M. Carman Miller, qui enseignait à l’époque l’histoire canadienne, s’est également exprimé : « le Canada était prospère et changeant. J’avais choisi d’enseigner à McGill pour Montréal, et non pas pour McGill. Montréal était l’endroit idéal pour voir le changement arriver et McGill était l’objet idéal pour rendre l’éducation accessible. L’Opération McGill avait un agenda social », estime-t-il.
Le tour d’horizon a été complété par M. Laurier Lapierre, qui enseignait également à McGill lorsque survint la manifestation. Pour cet ancien sénateur, il s’agissait d’avoir une « administration bilingue [afin qu’elle puisse] s’associer aux idées sociales québécoises », martelant que « vous ne pouvez pas être au Québec sans être du Québec. » M. Wilson, lui, prône l’ouverture. Il « croit [que la manifestation a] donné une forte impulsion à un débat de société sur l’accès des jeunes Québécois au capital intellectuel représenté par McGill, sans parler de l’accès des mcgillois au capital intellectuel québécois ».

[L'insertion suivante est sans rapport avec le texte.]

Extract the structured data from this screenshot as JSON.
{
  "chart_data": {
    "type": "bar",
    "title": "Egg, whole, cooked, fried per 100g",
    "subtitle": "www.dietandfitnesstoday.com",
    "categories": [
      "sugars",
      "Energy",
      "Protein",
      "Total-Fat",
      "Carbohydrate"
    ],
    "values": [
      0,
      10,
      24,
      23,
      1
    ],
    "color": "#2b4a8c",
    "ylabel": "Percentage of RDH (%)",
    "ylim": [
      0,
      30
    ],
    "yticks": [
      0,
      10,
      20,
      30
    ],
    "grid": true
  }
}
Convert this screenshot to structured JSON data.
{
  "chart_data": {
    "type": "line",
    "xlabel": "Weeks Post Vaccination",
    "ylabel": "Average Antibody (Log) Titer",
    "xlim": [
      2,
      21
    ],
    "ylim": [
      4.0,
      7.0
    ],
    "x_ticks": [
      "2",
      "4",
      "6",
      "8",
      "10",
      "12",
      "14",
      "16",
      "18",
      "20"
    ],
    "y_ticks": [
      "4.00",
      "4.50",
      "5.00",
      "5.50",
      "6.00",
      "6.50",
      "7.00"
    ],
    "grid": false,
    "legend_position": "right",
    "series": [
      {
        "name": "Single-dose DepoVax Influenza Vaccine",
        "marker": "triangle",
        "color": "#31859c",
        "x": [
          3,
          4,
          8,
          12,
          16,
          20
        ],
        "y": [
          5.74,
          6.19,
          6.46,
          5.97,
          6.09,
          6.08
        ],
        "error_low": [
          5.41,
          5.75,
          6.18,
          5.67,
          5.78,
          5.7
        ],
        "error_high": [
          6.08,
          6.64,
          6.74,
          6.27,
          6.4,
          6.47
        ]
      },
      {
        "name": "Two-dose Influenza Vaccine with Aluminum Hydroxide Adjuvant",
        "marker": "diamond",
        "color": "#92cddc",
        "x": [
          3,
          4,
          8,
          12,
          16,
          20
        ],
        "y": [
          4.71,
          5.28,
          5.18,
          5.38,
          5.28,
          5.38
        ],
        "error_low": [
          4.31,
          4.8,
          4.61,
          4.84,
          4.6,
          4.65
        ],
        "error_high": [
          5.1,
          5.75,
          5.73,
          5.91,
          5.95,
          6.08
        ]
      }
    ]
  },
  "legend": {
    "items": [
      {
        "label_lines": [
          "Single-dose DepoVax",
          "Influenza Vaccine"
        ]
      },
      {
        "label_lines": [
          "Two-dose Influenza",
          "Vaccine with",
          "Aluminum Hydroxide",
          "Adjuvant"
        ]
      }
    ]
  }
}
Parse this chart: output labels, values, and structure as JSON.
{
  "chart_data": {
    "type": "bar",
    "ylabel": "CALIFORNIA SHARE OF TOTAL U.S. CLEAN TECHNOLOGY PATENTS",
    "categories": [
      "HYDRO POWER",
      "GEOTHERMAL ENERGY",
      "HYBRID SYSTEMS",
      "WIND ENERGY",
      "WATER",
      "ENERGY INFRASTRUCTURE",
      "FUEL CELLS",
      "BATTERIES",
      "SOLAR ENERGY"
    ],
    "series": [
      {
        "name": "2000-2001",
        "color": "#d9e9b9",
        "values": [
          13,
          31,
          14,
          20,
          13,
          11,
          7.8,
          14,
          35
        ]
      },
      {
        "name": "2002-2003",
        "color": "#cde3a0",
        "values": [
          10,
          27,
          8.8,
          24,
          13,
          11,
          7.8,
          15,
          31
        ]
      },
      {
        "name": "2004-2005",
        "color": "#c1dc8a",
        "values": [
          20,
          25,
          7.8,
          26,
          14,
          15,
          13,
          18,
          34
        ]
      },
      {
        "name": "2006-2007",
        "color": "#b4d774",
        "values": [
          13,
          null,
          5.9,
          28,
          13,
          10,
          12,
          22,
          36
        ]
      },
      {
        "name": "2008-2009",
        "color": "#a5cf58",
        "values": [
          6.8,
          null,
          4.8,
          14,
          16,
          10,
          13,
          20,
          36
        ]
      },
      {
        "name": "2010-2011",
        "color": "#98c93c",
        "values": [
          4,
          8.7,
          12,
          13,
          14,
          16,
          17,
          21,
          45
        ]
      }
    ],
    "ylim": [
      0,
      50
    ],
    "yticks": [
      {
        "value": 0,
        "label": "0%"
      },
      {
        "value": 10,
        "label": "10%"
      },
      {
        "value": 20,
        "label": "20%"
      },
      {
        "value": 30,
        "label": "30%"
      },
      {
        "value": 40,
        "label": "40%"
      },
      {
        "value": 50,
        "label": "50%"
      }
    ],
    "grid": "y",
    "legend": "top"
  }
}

À ce jour, l’université a pris de nombreuses mesures afin d’accommoder les étudiants francophones au sein du « monstre sacré » de l’élite anglophone, selon le terme de M. Wilson. Pour Hugues Doré-Bergeron, étudiant en droit et membre de la CAF, des progrès ont été faits, mais il y a une « perte de vitesse dans la mesure où il y a une perte d’étudiants francophones. » Il est d’avis que « ce serait à l’université de faire d’abord [plus] d’efforts » pour attirer plus d’étudiants de langue française. M. Doré-Bergeron déplore aussi que « l’implication des étudiants francophones est assez mince », poursuivant que « notre plus gros défi est d’aller chercher les francophones ».
L’Université McGill a beaucoup évolué depuis ces quarante dernières années et la CAF, du haut de ses deux ans, a pour but de mettre en place une myriade de services pour les étudiants francophones. Cependant, Alana Boileau et Amélie Gouin, toutes deux commissionnaires de la CAF, regrettent que l’administration n’ait pas supporté la réception de mercredi parce que, disent-elles, « elle sème la controverse. »
C’est finalement dans une perspective de progrès et vers une célébration du bilinguisme que la CAF a tenu cette réception, afin de maintenir le dialogue –bilingue, s’il vous plaît– avec l’administration de McGill, et pour que le bilinguisme soit perçu comme une richesse culturelle, un privilège et une chance pour les étudiants.